Despite recent gains, the burden of malaria caused by P. falciparum (Pf) in sub-Saharan Africa remains unacceptably high. Vaccines offer the greatest potential to produce sustained protection against malaria, but the only licensed vaccine for malaria is short lived and only modestly effective. Decades of research have been unable to produce a feasible vaccine which approaches the efficacy of naturally acquired immunity (NAI), which provides nearly complete protection against symptomatic disease in adults in many endemic areas.
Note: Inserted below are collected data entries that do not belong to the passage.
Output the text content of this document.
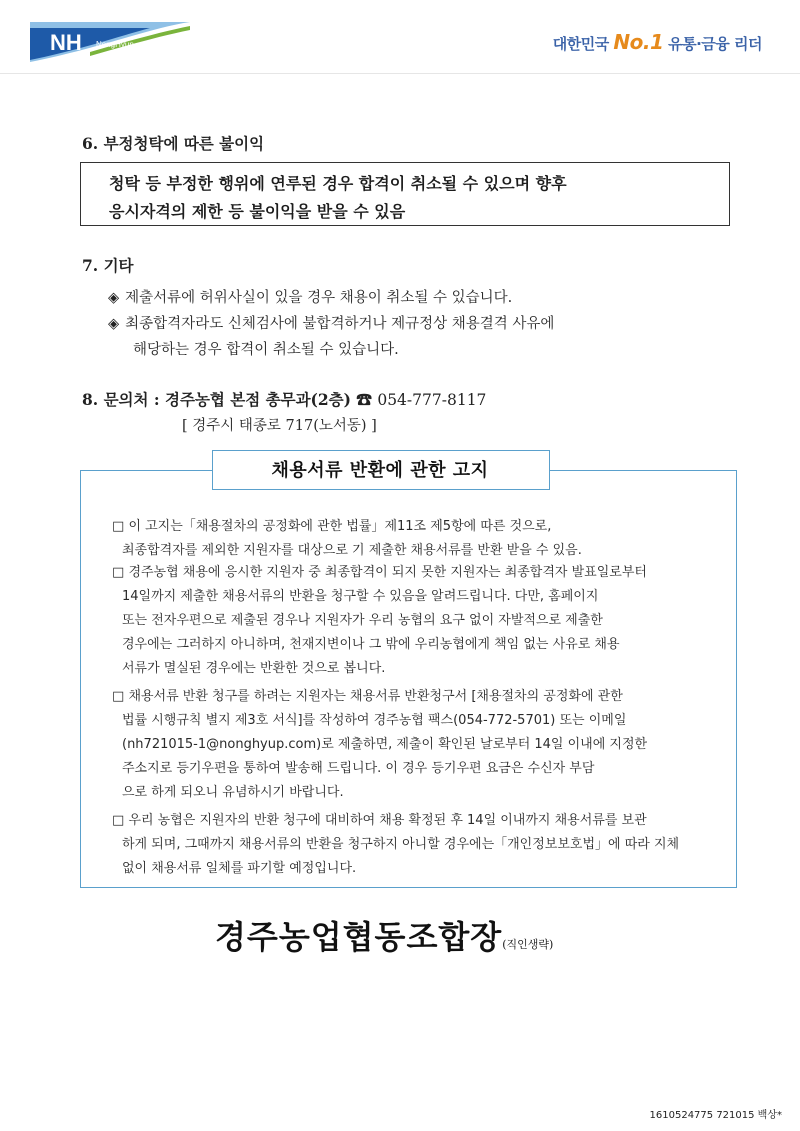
NH NongHyup	대한민국 No.1 유통·금융 리더
6. 부정청탁에 따른 불이익
청탁 등 부정한 행위에 연루된 경우 합격이 취소될 수 있으며 향후
응시자격의 제한 등 불이익을 받을 수 있음
7. 기타
◈ 제출서류에 허위사실이 있을 경우 채용이 취소될 수 있습니다.
◈ 최종합격자라도 신체검사에 불합격하거나 제규정상 채용결격 사유에
해당하는 경우 합격이 취소될 수 있습니다.
8. 문의처 : 경주농협 본점 총무과(2층) ☎ 054-777-8117
[ 경주시 태종로 717(노서동) ]
채용서류 반환에 관한 고지
□ 이 고지는「채용절차의 공정화에 관한 법률」제11조 제5항에 따른 것으로,
최종합격자를 제외한 지원자를 대상으로 기 제출한 채용서류를 반환 받을 수 있음.
□ 경주농협 채용에 응시한 지원자 중 최종합격이 되지 못한 지원자는 최종합격자 발표일로부터
14일까지 제출한 채용서류의 반환을 청구할 수 있음을 알려드립니다. 다만, 홈페이지
또는 전자우편으로 제출된 경우나 지원자가 우리 농협의 요구 없이 자발적으로 제출한
경우에는 그러하지 아니하며, 천재지변이나 그 밖에 우리농협에게 책임 없는 사유로 채용
서류가 멸실된 경우에는 반환한 것으로 봅니다.
□ 채용서류 반환 청구를 하려는 지원자는 채용서류 반환청구서 [채용절차의 공정화에 관한
법률 시행규칙 별지 제3호 서식]를 작성하여 경주농협 팩스(054-772-5701) 또는 이메일
(nh721015-1@nonghyup.com)로 제출하면, 제출이 확인된 날로부터 14일 이내에 지정한
주소지로 등기우편을 통하여 발송해 드립니다. 이 경우 등기우편 요금은 수신자 부담
으로 하게 되오니 유념하시기 바랍니다.
□ 우리 농협은 지원자의 반환 청구에 대비하여 채용 확정된 후 14일 이내까지 채용서류를 보관
하게 되며, 그때까지 채용서류의 반환을 청구하지 아니할 경우에는「개인정보보호법」에 따라 지체
없이 채용서류 일체를 파기할 예정입니다.
경주농업협동조합장(직인생략)
1610524775 721015 백상*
NAI to malaria is complex slow to develop. Antibodies are key effectors of NAI, and eventually overcome the high degree of genetic diversity evolved by Pf antigens important in host-parasite interactions. This diversity may underlie the slow development of NAI and relative inefficacy of current vaccines. While it is loosely understood that increasing cumulative exposure to Pf leads to greater immunity, fundamental questions remain unanswered.
The aims of this project are (1) to determine the effect of the number, timing, and genetic composition of blood stage Pf infections on NAI in childhood; and (2) to determine the effect of the number, timing, and genetic composition of exposure to Pf in childhood on the antibody repertoire, and how antibody responses relate to immunity. We are in a unique position to achieve these aims by leveraging an extensive set of existing samples and data from multiple intensively followed early childhood cohorts in Uganda along with a team of experienced collaborators with expertise in malaria epidemiology, statistics, genomics, and immunology.
In Aim 1, we will initially perform whole genome sequencing on a subset of Pf infections in our cohorts to systematically identify antigenic variants under potential selection. These antigens, along with others identified from existing data, will be deep sequenced from all infected time points using highly multiplexed deep sequencing. We will quantify anti-parasite and anti-disease immunity using detailed clinical data, and combine these data to test 3 fundamental hypotheses regarding the relationship between exposure and immunity.
In Aim 2, we will longitudinally evaluate antibody responses to Pf in our cohorts using ultra-high throughput long peptide arrays, targeting the entire genome including all identified antigenic variants. We will identify sequences of key antigens from these experiments and from Aim 1, and further evaluate antibody responses using custom protein arrays with experimental validation using functional assays. Using these data, we will test an additional 3 hypotheses. At the conclusion of this project, we will have identified fundamental factors driving the development of NAI, including the role of strain-specific vs. transcendent immunity and the identification of antigenic variants most associated with immunity and thus most appropriate for inclusion in a malaria vaccine.
Vaccines offer the greatest potential tool to provide protection against malaria and to maintain gains in malaria control and ultimately move to elimination. However, a lack of understanding of how immunity naturally develops in children living in high burden areas has severely limited our ability to develop an effective malaria vaccine. The central theme of this proposal will be to improve our understanding of factors driving the development of naturally acquired immunity in Ugandan children by studying infecting parasites and the host response in detail as immunity develops.